JALAN panjang melawan penyakit HIV/AIDS kembali menemui optimisme. Rabu (18/2) lalu, The Scripps Research Institute (TSRI), Florida, AS, mengumumkan vaksin baru yang diproyeksikan bisa digunakan untuk menangkal virus pengganggu sistem kekebalan tubuh manusia itu.
Hasil studi menyatakan obat AIDS yang mereka kembangkan mampu menangani virus HIV dan diklaim lebih ampuh ketimbang antibodi lain.
Ilmuwan menguji coba prototipe vaksin bernama eCD4-Ig. Mereka menciptakan virus AIDS khusus untuk hewan. Vaksin lalu diinjeksi kepada monyet macaque yang menjadi kelinci percobaan.
Hasilnya, sistem perlindungan mampu bekerja efektif melawan setiap organisme HIV-1, HIV-2, dan SIV (simian immunodeficiency virus) walau virus dengan dosis tinggi disuntikkan berkali-kali.
Vaksin eCD4-Ig merupakan mimik (imitasi) yang terdiri atas sel reseptor dan berfungsi sebagai penangkal. Sel tersebut merupakan sel darah putih yang berperan membantu tubuh dalam melawan infeksi dan menjaga imunitas tubuh.

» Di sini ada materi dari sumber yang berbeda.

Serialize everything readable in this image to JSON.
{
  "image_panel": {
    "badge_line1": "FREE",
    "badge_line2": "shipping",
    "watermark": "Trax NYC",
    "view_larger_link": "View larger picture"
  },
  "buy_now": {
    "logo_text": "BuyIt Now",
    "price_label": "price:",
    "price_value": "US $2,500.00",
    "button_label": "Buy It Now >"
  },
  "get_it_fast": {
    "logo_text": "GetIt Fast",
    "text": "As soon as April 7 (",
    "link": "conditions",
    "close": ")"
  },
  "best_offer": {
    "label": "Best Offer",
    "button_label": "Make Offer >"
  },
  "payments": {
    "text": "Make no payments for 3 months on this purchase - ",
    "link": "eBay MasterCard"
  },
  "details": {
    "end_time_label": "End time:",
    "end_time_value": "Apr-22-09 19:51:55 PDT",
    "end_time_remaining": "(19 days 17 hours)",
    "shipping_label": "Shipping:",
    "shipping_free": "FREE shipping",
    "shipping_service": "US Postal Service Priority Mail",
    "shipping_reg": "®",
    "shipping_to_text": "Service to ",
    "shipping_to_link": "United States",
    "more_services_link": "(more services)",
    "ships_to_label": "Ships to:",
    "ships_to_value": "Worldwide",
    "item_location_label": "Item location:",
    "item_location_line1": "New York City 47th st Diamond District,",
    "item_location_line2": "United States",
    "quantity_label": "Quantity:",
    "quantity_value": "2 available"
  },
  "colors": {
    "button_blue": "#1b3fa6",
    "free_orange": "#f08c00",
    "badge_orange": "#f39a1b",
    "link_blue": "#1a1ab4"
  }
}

Studi yang didanai US National Institute of Allergy and Infectious Diseases (NIH) itu melanjutkan penemuan molekul sebelumnya, yaitu reseptor CCR5. Tim mengembangkan imitasi reseptor melalui eksperimen selama 40 minggu.
"Kami telah berhasil mengembangkan mimik yang tepat untuk mencegah dan menangkap virus," kata Matthew Gardner, peneliti TSRI yang juga penulis utama laporan riset itu.
Selanjutnya, tingkat keamanan prototipe itu masih perlu diuji coba. "Kami harus melakukan kajian lanjutan terkait dengan segi keamanan vaksin, baik pada monyet macaque maupun manusia,"
Tiga dekade Upaya penciptaan vaksin HIV merupakan salah satu perjuangan panjang dalam melawan epidemi AIDS, yang muncul pertama kali pada 1981 di AS. Sebelumnya, beberapa kandidat vaksin gagal berkembang dan bermutasi. Percobaan pertama pada 1987 tidak menghasilkan vaksin yang ampuh.
Vaksin RV144, yang dikembangkan enam tahun silam, mampu mengurangi risiko infeksi AIDS pada 16 ribu pasien di Thailand. Meskipun demikian, tingkat keberhasilan obat sebesar 32% masih dipandang tidak efisien.
Obat antiretroviral, yang ditemukan pada 1990-an, hanya mampu merawat tetapi tak bisa mengobati atau mencegah virus. Sejak 1981 hingga kini, tercatat 78 juta orang terinfeksi HIV di dunia. Badan PBB mencatat epidemi tersebut telah menewaskan sebanyak 39 juta orang.